Pour les marques de distributeur, que l’on appelle aussi « private labels », la pression peut être encore plus forte, car l’inflation des coûts pèse encore plus lourdement sur la rentabilité des entreprises qui les produisent. Le président de Fevia, Anthony Botelberge, déclare : « Chaque détaillant a ses propres exigences et il faut donc investir à nouveau dans la R&D, par exemple, pour chaque détaillant. Cela signifie que le coût total sera également plus élevé. Et en plus de cela, les normes en termes d’audit, de certification et de reformulation pour les marques de distributeurs sont devenues plus strictes au cours des cinq dernières années. »
Parfois, cela va si loin que les produits sont retirés des rayons, mais c’est le tout dernier recours. « Cela n’arrive pas souvent car cela coûte de l’argent aux deux parties et le consommateur va souvent se rendre dans un autre magasin. La concession finale peut porter sur le prix, mais aussi sur des promotions spéciales qui permettent à un supermarché de se démarquer d’autres chaînes de supermarchés, par exemple », explique Stefan Van Rompaey (Retail Detail).
Fevia mettra prochainement un outil en ligne pour ses membres visant à les informer et les guider dans leurs droits et obligations en matière de pratiques commerciales entre entreprises pour mieux les armer.
Les pratiques qui influencent les achats
Votre produit préféré est en « promo » ou cette semaine « tout est à 1 euro » ? On observe deux grandes tendances majeures dans la distribution d’après Pierre-Alexandre Billiet : une approche soft, le “nudging” pour influencer les achats des consommateurs doucement, et une approche “hard” : les données et la personnalisation qui permettent des offres individualisées. Plusieurs pratiques peuvent influencer votre perception du prix et vos achats.
« Le nudging va le plus influencer le consommateur en l’accompagnant de manière ‘soft’», indique Pierre-Alexandre Billiet. « Par exemple, en limitant son choix à une fourchette de prix ou en affichant des prix ronds ou non ronds ». Autre exemple : fournir des informations qui vont orienter les consommateurs vers des choix plus équilibrés ou plus respectueux de l’environnement.

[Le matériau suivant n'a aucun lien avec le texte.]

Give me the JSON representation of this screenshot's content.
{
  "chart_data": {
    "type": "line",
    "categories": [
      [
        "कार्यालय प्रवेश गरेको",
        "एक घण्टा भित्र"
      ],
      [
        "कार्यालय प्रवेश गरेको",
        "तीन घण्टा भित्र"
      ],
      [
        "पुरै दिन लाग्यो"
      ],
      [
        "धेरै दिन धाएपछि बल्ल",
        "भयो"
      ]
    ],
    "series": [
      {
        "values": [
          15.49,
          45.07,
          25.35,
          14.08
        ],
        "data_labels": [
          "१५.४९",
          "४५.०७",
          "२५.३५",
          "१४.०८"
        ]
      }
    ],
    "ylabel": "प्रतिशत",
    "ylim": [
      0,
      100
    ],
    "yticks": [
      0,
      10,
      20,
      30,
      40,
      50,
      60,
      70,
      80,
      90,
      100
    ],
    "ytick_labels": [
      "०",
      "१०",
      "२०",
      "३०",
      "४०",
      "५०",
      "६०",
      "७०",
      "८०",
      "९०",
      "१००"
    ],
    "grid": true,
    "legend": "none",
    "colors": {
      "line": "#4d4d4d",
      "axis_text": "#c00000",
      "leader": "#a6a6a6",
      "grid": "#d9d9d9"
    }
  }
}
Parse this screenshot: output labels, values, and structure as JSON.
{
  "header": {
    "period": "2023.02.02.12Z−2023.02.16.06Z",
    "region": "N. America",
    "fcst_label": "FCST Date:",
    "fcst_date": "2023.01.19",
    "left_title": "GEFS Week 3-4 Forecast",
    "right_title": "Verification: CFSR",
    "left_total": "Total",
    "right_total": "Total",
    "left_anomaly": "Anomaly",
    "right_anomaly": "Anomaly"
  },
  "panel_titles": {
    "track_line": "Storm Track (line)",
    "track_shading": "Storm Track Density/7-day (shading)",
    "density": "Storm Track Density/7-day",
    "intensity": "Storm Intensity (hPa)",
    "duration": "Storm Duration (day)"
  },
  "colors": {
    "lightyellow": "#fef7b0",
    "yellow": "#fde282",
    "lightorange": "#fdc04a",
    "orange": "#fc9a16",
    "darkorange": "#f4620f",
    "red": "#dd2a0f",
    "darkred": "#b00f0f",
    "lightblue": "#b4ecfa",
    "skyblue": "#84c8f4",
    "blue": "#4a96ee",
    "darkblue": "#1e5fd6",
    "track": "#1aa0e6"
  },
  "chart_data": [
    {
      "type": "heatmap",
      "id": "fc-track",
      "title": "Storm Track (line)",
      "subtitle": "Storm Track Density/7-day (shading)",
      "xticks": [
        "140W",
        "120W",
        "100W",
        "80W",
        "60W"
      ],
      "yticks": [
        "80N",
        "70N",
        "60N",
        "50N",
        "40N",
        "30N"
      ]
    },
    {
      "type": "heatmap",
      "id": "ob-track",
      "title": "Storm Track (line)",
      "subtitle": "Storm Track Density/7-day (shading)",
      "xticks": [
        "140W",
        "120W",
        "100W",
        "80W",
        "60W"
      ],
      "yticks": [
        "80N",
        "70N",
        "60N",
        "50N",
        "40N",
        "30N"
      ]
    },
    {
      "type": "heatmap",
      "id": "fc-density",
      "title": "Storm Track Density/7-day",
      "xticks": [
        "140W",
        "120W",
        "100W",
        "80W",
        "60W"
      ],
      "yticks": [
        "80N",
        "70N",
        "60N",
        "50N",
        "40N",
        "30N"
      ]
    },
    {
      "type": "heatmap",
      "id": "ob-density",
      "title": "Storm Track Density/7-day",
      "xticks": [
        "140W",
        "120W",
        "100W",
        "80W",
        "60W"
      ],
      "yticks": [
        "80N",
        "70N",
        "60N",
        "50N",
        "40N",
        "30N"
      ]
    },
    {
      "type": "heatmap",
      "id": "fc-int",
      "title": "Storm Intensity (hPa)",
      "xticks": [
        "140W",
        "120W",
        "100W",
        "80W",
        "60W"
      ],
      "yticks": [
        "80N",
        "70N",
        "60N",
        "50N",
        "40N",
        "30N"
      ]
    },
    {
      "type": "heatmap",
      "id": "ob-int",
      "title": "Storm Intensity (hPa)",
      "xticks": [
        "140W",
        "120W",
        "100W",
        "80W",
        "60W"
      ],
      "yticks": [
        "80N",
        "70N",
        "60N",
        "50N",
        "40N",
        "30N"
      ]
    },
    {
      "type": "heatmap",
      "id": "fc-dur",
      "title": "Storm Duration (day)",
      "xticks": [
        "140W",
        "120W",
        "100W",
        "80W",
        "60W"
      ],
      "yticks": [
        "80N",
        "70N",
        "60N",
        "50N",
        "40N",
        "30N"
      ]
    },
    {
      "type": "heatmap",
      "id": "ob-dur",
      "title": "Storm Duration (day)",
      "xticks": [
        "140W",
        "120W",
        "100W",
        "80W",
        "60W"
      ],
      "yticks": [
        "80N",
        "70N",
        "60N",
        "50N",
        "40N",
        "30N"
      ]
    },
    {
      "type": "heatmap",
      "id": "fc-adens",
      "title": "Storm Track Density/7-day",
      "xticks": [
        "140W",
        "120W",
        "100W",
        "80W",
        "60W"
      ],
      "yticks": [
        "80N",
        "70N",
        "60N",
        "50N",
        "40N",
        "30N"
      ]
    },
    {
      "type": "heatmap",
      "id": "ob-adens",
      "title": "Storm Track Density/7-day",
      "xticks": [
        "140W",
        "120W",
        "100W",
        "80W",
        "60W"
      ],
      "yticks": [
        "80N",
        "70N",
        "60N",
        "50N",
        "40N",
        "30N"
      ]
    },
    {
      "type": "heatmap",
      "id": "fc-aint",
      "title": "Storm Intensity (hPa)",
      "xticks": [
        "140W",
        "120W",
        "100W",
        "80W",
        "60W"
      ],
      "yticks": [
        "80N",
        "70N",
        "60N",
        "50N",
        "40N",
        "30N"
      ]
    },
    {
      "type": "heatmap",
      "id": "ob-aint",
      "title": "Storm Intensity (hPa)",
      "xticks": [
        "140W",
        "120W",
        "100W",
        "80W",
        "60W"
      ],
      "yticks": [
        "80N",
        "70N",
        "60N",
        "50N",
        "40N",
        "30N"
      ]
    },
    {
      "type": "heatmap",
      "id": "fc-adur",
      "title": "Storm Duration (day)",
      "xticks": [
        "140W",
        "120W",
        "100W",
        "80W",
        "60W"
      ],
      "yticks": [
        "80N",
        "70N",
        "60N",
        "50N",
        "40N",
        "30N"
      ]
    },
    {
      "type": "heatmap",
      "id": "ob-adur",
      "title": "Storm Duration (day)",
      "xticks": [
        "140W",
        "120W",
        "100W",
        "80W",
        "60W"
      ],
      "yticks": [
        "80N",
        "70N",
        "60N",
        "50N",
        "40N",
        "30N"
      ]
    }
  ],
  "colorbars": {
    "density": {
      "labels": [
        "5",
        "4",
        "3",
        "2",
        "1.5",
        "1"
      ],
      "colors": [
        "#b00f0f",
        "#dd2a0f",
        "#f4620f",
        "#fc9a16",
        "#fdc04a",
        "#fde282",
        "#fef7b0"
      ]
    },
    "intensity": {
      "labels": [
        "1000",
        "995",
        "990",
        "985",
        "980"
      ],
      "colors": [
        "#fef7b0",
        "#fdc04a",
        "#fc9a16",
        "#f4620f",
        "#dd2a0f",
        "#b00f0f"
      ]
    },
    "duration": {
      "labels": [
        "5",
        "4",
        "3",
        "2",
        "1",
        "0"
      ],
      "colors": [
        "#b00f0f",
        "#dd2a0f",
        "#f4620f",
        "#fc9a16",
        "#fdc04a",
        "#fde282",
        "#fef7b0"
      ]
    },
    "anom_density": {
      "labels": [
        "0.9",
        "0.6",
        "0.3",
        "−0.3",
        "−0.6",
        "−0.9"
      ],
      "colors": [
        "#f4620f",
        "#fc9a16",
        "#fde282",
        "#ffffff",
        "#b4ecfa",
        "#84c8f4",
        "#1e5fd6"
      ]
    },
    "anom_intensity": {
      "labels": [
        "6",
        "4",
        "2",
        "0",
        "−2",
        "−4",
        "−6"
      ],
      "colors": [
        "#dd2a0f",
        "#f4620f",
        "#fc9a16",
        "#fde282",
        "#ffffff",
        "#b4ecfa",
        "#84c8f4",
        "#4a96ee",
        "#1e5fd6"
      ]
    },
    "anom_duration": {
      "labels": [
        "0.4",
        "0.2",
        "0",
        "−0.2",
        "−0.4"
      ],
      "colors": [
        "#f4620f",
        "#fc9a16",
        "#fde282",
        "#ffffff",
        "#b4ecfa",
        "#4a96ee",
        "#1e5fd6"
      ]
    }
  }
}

Nos achats seront aussi influencés par la plus ou moins grande visibilité des produits dans les supermarchés : « En bas de l’étagère, on trouve les produits les moins chers, à hauteur des yeux, les marques de distributeur et les produits connus et si on monte plus haut, on trouve généralement les spécialités et les produits plus exclusifs et légèrement plus chers. » Les producteurs doivent payer pour avoir une bonne place dans les rayons, et cela contribue à déterminer le prix de leurs produits. Mais aussi pour les promotions, les displays, la place dans les brochures publicitaires, etc. Les supermarchés y gagnent aussi beaucoup plus », explique Stefan Van Rompaey (Retail Detail).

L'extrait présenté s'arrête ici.